The commitment could not be clearer: ‘full access’ can only mean equal receipt of information to any other player in the multilateral mechanism – setting the UK against those who would cynically use poorer countries’ initial inability to provide information reciprocally, as a reason to deny them access.

And there is no qualifier on ‘developing countries’ – this is not some select handful of, say, G20 members. This is a universal commitment.

And so the commitment is a fantastic challenge, because if delivered it could be the greatest shift in tax sovereignty for a generation – from jurisdictions with the ability but not the right to tax, back to those with the right but not the ability.

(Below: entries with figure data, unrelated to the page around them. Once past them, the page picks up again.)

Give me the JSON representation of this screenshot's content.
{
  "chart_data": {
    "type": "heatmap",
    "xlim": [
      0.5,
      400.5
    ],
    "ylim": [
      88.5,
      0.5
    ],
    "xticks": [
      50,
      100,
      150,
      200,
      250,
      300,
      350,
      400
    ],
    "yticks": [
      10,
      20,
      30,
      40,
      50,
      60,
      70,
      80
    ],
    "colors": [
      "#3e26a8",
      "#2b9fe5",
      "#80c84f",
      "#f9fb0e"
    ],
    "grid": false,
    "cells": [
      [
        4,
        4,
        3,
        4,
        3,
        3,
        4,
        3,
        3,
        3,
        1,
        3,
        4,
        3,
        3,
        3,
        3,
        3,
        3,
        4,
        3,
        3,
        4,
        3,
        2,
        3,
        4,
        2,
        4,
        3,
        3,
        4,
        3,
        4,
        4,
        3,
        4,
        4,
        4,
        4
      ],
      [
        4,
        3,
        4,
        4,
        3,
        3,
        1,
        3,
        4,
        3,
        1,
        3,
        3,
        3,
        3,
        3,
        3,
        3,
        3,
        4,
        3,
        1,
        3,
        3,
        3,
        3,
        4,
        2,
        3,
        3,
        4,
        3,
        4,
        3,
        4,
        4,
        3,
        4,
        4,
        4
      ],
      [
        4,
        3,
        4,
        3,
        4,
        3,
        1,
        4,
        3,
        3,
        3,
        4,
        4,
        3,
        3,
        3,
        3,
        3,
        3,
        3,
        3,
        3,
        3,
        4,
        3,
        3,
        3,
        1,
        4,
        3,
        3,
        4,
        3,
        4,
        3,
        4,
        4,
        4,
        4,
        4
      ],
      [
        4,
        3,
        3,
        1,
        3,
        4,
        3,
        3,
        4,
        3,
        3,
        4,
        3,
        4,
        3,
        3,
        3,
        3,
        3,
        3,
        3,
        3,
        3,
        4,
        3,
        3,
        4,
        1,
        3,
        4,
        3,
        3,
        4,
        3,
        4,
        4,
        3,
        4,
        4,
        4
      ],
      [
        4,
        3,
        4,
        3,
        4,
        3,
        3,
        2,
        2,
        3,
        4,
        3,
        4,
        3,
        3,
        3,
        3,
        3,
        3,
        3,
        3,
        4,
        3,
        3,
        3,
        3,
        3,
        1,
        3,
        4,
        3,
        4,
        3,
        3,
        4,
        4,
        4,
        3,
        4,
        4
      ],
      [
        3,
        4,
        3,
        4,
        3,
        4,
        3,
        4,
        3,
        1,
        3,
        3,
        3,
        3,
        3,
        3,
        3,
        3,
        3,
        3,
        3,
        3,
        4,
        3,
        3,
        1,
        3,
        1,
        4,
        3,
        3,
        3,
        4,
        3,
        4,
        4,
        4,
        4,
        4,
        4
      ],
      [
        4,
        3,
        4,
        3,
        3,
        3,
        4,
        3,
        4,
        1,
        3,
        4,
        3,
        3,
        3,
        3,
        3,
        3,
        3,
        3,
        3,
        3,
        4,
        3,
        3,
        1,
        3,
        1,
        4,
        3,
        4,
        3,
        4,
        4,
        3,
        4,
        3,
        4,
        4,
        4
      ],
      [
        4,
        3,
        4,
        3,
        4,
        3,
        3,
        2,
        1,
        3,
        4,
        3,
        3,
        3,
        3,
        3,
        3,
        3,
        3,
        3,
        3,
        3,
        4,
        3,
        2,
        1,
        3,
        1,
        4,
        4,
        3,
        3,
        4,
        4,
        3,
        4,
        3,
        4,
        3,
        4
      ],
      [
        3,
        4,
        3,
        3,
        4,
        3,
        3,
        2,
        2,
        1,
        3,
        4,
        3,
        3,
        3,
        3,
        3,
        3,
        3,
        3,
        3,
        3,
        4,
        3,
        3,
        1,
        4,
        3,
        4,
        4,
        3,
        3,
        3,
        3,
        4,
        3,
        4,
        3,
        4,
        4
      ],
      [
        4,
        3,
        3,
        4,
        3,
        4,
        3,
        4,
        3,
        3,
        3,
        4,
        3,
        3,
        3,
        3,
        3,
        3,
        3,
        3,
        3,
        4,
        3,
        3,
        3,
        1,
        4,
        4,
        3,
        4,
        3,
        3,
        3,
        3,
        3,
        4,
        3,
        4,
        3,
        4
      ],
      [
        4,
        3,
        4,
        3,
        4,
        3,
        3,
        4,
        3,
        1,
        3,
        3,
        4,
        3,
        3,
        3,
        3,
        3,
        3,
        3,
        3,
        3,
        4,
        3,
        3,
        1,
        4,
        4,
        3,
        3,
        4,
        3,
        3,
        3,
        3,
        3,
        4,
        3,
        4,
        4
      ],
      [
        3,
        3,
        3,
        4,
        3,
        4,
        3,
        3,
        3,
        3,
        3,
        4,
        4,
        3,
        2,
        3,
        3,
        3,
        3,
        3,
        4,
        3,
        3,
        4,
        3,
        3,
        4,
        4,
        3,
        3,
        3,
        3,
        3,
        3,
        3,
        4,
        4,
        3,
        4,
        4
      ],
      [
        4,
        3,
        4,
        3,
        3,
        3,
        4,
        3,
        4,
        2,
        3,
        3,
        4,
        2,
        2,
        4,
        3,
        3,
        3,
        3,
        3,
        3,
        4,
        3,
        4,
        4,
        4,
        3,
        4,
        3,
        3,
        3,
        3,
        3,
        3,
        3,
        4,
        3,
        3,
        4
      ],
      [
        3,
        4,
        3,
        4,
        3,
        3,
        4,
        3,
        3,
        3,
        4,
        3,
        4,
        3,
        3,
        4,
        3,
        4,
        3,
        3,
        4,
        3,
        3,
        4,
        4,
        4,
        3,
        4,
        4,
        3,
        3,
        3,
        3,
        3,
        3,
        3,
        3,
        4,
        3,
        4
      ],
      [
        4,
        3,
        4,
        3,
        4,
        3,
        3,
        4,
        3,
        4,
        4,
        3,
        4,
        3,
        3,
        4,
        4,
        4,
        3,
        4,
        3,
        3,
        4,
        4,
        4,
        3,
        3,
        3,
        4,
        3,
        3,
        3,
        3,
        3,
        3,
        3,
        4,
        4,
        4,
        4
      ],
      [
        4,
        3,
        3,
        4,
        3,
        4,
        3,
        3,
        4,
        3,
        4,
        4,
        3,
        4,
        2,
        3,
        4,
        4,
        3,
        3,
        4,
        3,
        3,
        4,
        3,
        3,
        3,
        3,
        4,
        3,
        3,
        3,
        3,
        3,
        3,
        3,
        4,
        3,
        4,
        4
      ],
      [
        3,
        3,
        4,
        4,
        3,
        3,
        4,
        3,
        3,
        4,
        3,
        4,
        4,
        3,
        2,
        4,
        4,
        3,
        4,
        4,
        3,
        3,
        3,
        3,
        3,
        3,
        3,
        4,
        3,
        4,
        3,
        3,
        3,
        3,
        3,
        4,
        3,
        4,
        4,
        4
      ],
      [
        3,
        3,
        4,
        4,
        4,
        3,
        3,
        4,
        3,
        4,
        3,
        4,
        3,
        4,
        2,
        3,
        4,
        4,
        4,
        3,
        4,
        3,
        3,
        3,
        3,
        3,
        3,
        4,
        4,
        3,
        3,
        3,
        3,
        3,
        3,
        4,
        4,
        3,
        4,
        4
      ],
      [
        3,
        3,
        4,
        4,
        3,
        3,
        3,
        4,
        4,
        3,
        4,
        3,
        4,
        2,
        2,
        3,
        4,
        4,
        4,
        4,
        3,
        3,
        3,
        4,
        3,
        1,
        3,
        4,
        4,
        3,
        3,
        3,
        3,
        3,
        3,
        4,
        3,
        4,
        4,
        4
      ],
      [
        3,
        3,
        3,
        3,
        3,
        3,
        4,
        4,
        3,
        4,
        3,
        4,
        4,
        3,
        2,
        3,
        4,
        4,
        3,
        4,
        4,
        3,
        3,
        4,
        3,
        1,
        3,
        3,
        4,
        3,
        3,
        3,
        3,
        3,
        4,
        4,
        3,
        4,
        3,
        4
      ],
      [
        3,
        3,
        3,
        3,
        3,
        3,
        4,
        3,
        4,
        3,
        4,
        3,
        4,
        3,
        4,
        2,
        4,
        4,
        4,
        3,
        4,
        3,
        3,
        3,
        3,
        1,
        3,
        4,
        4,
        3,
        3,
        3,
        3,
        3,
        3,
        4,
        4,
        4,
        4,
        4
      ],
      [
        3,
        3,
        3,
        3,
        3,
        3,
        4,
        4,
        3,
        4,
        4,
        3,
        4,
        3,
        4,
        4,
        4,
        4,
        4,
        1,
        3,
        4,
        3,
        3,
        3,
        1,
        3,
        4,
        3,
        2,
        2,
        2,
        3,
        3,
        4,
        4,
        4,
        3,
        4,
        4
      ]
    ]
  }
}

And it’s also a fantastic challenge because it requires the UK to stand against the intransigence of other major economies and financial secrecy jurisdictions, putting a redistribution of taxing rights to lower-income countries above other concerns.

(And yes, it would seem appropriate if the UK were able to play a major, positive role here – given its historic responsibility for the growth of the secrecy jurisdiction model.)

Insert cynicism here

Ah, you say, but this is a government of the elite. Cameron’s own family fortune is based on the old secrecy jurisdiction model. Why would they possibly deliver on this?

Well, you could have said the same in 2013. And many did. But to be fair, whatever you think of the coalition’s domestic inequality agenda, that G8 and the related G20 summit were part of a serious shift. A shift in which the UK did take the lead.

Was it, as one Conservative peer claimed, a counter-strike to block out other tax measures like a haven blacklist? Who knows. The fact remains that what was delivered marks a step change, that has not yet but could very well be of global importance.

What else could go wrong here? Well, it may be that the government had not realised just how big a commitment they were making. After all, the G8 had more or less set the path, the pilot is going ahead – so this may have felt like a commitment just to keep things moving along.

But this is not a new government – the same special advisers, politicians and civil servants who oversaw the 2013 G8 are still in place. This time, for sure, they know what they’ve committed to.

So: park your cynicism. If the government is serious about delivering on this manifesto commitment, then all power to them. Or rather, to the developing countries that would reap the greatest benefit.